Remontée d’Anglo American

La deuxième société de notre palmarès est toujours le groupe de produits de luxe basé en Suisse, Financière Richemont, coté à la Bourse de Johannesbourg, avec une valeur de 52 milliards $. Richemont possède Cartier, Montblanc et diverses marques de montres de luxe suisses, et s’intéresse de plus en plus à la vente en ligne étant donné que, même dans le secteur du luxe, les consommateurs achètent davantage via l’internet. La société figure dans notre palmarès africain car elle a été fondée en 1988 au moment où le groupe Rembrandt d’Anton Rupert en Afrique du Sud (qui s’appelle aujourd’hui Remgro) s’est séparé de ses actifs internationaux.

Les banques sud-africaines Firstrand (qui s’est hissée du 4e au 3e rang et dont la valeur a progressé de 51 % depuis l’an dernier) et Standard Bank (au 5e rang, après avoir gagné trois rangs, et enregistré une progression de sa valeur de 69 %) sont très emblématiques du succès du secteur financier sur le continent.

Le géant minier Anglo American est passé du 6e au 4e rang, après que sa valeur a grimpé de 64 % grâce à l’augmentation de ses bénéfices. Cotée à Londres (cotation principale), la société a des activités minières diversifiées, et extrait notamment les diamants, le cuivre, le platine, le charbon, le fer et le manganèse.

Les déboires de Steinhoff

Les sociétés de télécommunications Vodacom, au 6e rang, et MTN, au 8e rang, très présentes en Afrique, affichent de bons résultats, et gagnent toutes deux une place. L’assureur Old Mutual, dont la cotation principale se trouve à Londres mais qui est très implantée en Afrique, a grimpé du 12e au 9e rang, avec une augmentation de 37 % de sa valeur boursière, à 16,8 milliards $. Son concurrent, aussi de plus en plus présent en Afrique, est passé du 13e au 10e rang avec une valeur de 15,6 milliards $, soit 36 % de plus que l’an dernier.

Le changement le plus spectaculaire du palmarès est le fiasco retentissant de la société d’ameublement et de biens ménagers Steinhoff International, société d’origine allemande dont le siège social se trouve en Afrique du Sud, immatriculée aux Pays-Bas et cotée à Francfort et Johannesbourg.

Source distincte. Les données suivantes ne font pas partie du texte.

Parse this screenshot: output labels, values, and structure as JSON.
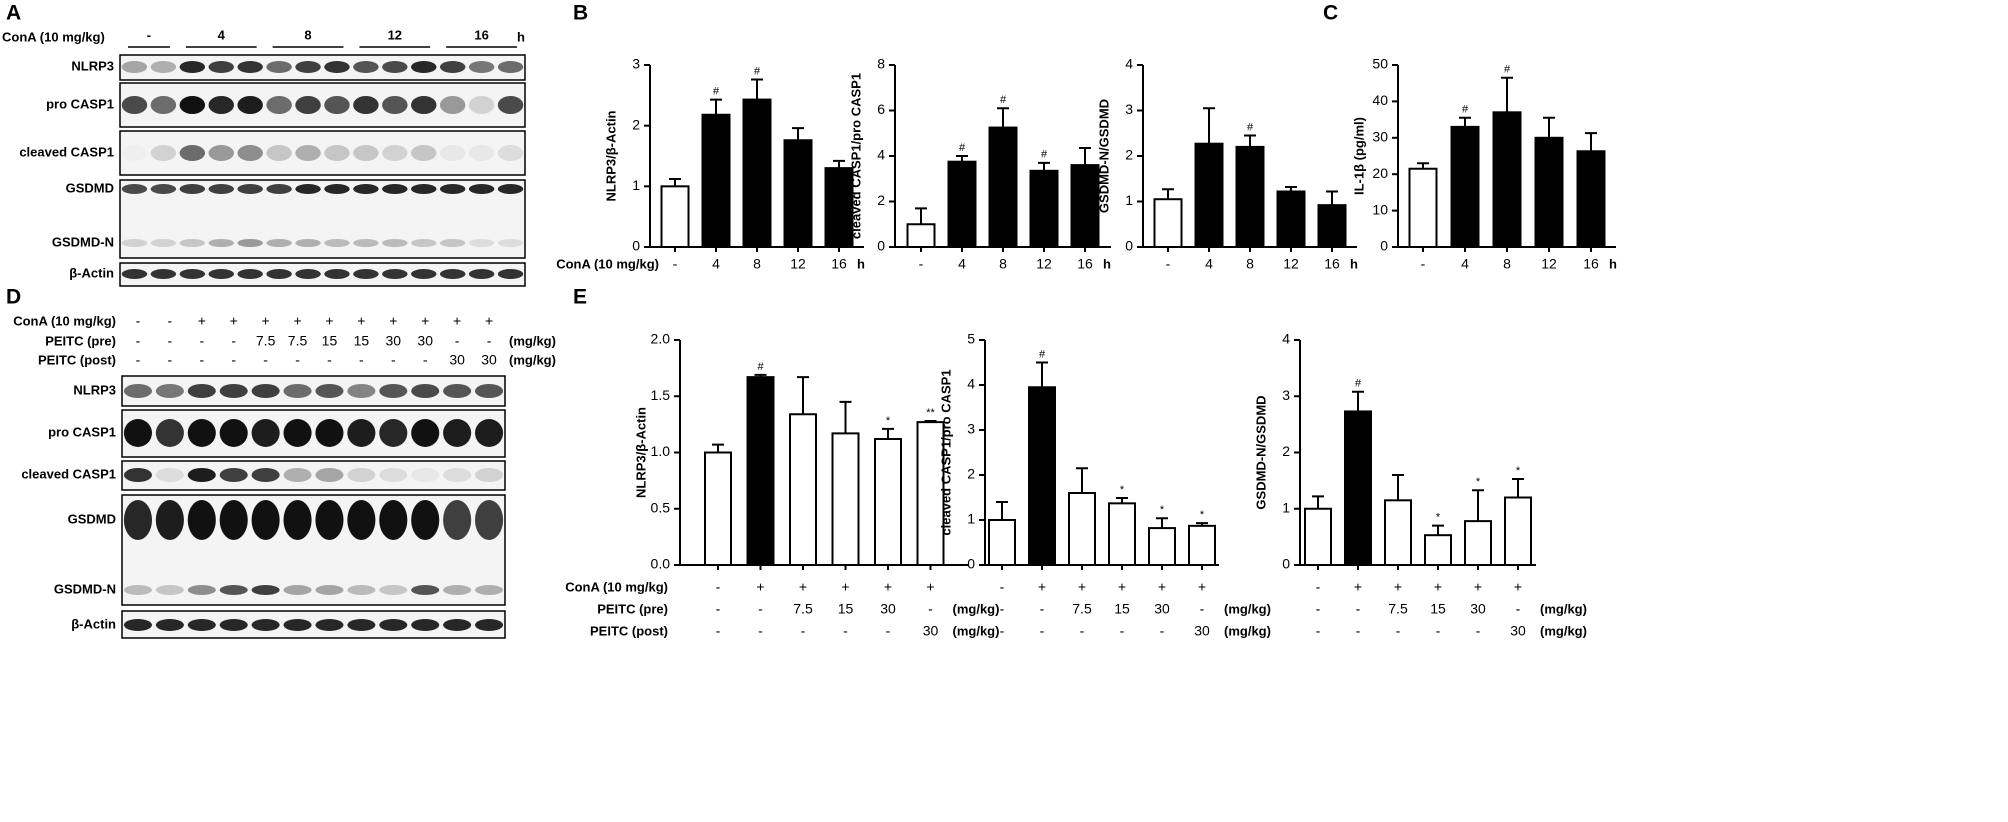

Elle avait fait une entrée remarquée dans le classement 2017 au 3e rang avec une valeur boursière de 23,9 milliards $, et est vite devenue l’une des sociétés de détail à la plus forte croissance, en réalisant toute une série d’acquisitions qui lui ont permis d’atteindre plus de 12 000 magasins dans 30 pays. Mais, en décembre 2017, le conseil d’administration a annoncé la démission du PDG Markus Jooste et des « irrégularités dans la comptabilité », entraînant une chute des actions de 85 % dans les jours suivants. L’action a perdu au total 95 % de sa valeur depuis l’an dernier et la société se situe à présent au 116e rang du classement.

Les médias bien placés

La répartition des différents secteurs a peu évolué ; les banques pèsent davantage, avec près de 15 % de la valeur boursière totale, après une augmentation spectaculaire de 39 % de leurs fonds propres, résultant en partie d’une forte croissance des plus grandes banques, les sud-africaines Firstrand et Standard Bank.